Le prologue de l'ouvrage est autobiographique, l'auteure nous parle de son inscription dans le passé, dans les sujets qu'elle va développer. Puissent tou-te-s les auteur-e-s en faire autant. « Mes rêves nocturnes eux-mêmes ressemblent à ces dîners avec mes amis d'enfance, à ces soirées en famille où chacun s'exprime dans sa langue, entrecoupée de mots des langues des autres convives, et où l'on répond rarement à une question dans la langue où elle a été posée » ou « Je n'aime ni les frontières ni les barrières : elle me font peur.

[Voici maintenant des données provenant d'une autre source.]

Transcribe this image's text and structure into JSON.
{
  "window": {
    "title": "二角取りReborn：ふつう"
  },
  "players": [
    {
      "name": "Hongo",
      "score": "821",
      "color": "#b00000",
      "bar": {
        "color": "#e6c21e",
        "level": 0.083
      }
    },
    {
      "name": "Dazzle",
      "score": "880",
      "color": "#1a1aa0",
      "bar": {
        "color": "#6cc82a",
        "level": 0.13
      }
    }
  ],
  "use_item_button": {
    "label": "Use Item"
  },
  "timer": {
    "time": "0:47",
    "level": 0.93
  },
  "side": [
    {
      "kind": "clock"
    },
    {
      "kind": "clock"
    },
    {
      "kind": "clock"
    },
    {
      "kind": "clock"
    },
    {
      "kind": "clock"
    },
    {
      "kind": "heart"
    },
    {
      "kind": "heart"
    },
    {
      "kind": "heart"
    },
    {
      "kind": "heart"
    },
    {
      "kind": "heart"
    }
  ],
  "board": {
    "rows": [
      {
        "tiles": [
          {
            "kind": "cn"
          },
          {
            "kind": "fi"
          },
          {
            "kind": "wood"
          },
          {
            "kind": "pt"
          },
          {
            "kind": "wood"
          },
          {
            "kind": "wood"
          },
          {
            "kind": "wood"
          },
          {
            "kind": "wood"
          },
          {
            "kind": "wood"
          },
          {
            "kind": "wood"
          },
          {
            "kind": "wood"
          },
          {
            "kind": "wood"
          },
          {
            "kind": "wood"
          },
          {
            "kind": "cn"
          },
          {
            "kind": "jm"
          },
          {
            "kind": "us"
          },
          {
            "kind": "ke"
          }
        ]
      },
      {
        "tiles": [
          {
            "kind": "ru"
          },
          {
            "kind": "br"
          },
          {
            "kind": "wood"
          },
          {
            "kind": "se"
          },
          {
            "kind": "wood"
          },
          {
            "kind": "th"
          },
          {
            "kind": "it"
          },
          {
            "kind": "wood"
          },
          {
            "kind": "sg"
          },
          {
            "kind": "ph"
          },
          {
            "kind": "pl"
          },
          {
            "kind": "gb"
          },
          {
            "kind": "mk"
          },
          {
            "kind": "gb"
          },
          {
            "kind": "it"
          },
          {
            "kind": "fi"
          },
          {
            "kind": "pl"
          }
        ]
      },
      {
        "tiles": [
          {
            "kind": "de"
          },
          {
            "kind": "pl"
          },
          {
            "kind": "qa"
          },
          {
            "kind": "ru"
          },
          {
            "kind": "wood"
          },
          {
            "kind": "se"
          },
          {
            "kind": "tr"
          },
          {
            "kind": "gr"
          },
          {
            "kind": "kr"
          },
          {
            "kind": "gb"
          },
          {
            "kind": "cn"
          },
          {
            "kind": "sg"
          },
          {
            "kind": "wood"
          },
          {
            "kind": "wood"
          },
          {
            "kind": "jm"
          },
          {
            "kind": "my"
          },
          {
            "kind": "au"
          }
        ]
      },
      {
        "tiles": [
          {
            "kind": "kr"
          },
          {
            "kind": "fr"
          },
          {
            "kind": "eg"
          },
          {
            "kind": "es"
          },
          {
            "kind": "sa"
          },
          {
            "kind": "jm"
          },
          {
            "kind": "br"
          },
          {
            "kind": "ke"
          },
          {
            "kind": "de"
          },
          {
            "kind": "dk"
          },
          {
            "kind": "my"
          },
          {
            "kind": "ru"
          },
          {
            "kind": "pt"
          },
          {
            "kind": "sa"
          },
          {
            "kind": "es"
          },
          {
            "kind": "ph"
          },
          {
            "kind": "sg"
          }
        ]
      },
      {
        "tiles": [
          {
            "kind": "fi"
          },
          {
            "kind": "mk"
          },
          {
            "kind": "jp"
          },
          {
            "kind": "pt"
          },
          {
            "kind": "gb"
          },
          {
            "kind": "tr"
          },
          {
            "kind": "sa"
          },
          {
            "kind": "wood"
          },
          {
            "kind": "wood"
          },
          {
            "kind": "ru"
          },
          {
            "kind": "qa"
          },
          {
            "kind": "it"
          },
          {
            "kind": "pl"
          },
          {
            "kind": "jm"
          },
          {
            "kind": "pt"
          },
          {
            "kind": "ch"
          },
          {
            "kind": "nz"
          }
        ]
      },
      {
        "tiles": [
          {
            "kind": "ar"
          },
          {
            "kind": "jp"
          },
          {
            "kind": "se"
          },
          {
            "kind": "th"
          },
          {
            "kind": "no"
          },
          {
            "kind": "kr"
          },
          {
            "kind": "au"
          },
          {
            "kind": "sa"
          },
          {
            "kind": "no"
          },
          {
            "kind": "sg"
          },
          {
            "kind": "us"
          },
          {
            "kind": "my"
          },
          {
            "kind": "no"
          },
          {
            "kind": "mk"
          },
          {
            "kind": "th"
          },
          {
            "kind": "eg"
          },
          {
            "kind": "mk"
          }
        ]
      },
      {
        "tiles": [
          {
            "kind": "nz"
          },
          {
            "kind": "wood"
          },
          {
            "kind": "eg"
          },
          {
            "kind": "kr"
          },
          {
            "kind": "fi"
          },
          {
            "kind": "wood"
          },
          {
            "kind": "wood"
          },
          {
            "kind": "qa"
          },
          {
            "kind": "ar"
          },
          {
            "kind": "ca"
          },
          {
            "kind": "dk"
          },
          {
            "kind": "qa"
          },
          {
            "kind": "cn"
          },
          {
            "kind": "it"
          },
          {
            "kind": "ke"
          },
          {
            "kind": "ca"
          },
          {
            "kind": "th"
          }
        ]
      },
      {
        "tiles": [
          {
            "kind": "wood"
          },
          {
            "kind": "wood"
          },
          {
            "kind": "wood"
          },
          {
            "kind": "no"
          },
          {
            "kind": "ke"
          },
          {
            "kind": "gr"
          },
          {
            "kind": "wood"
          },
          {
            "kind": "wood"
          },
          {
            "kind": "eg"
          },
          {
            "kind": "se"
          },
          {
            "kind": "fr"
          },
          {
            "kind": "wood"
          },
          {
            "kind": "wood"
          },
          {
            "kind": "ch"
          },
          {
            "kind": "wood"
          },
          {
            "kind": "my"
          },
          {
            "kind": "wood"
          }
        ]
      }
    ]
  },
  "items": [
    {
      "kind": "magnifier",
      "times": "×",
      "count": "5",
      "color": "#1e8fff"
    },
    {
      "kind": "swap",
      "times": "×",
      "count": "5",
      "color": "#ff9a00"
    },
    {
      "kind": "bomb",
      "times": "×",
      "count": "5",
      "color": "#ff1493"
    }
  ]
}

J'ai toujours l'impression qu'on me demandera de présenter un passeport et qu'il ne sera pas valide. Une peur typique d'immigrée. Dès que j'entrevois un policier, j'ai par avance l'impression d'avoir commis une faute qui me vaudra d'être renvoyée du pays où je séjourne… »

Le livre est divisé en trois grandes parties :

« Identité nationale, mythe ancien, nouvelle marotte »

« L'immigré, nouvel ennemi de l'intérieur »

« Des barbares à domicile ». Je ne peux m'empêcher de penser à un vrai « barbare » DSK, cet immigré, que personne n'a reconnu comme tel, à New-York et au moins à son réel « mépris des femmes » ; mais il était riche, puissant et blanc et directeur d'un organisme imposant les plans d'ajustement structurel (PAS), l'endettement, la privatisation des biens communs, la faim et la souffrance dans le monde…

Mythe de l'identité nationale, construction moderne, mais irriguée de mille fantasmes et aux effets très réels, « La terre, le sang et les morts sont ce trio mythique qui hante encre les nationalistes de tous poils ». Être né-e par hasard, en un endroit, donnerait des droits extra-ordinaires par rapport à celles/ceux né-e-s ailleurs !

Mieux encore, être né-e sur le « sol national » mais de parents né-e-s ailleurs, conférerait un manteau de doute permanent sur son « être national » !

Il y aurait donc des français-e-s et des « français-e-s exogènes » !

La nationalité se mériterait par assimilation, non pas une fois par acte, mais assimilation en permanence, à renouveler, à prouver, à justifier. D'ailleurs assimilation à quoi, à qui ?

L'État français n'aime pas la binationalité, source de « loyauté » multiple, et plus exactement de « déloyauté » permanente. Dans la pochette surprise de l'assimilation, de la nationalité, une seule « loyauté », sauf bien entendu pour les possédants et leurs paradis fiscaux, les ex-nobles et leur sang bleu inassimilable à celui des communs, etc.

Une identité, un pays, un drapeau et une armée. Ah oui, j'oubliais : des conquêtes territoriales et coloniales, et le regret éternel dans avoir été chassé par d'autres, à la nationalité moins mythique, moins historique, secondaire, voire inventée !

Un pays, un drapeau, une famille, une couleur sans couleur, un sexe, un couple forcément hétérosexuel, une église forcément catholique, à la limite protestante, etc…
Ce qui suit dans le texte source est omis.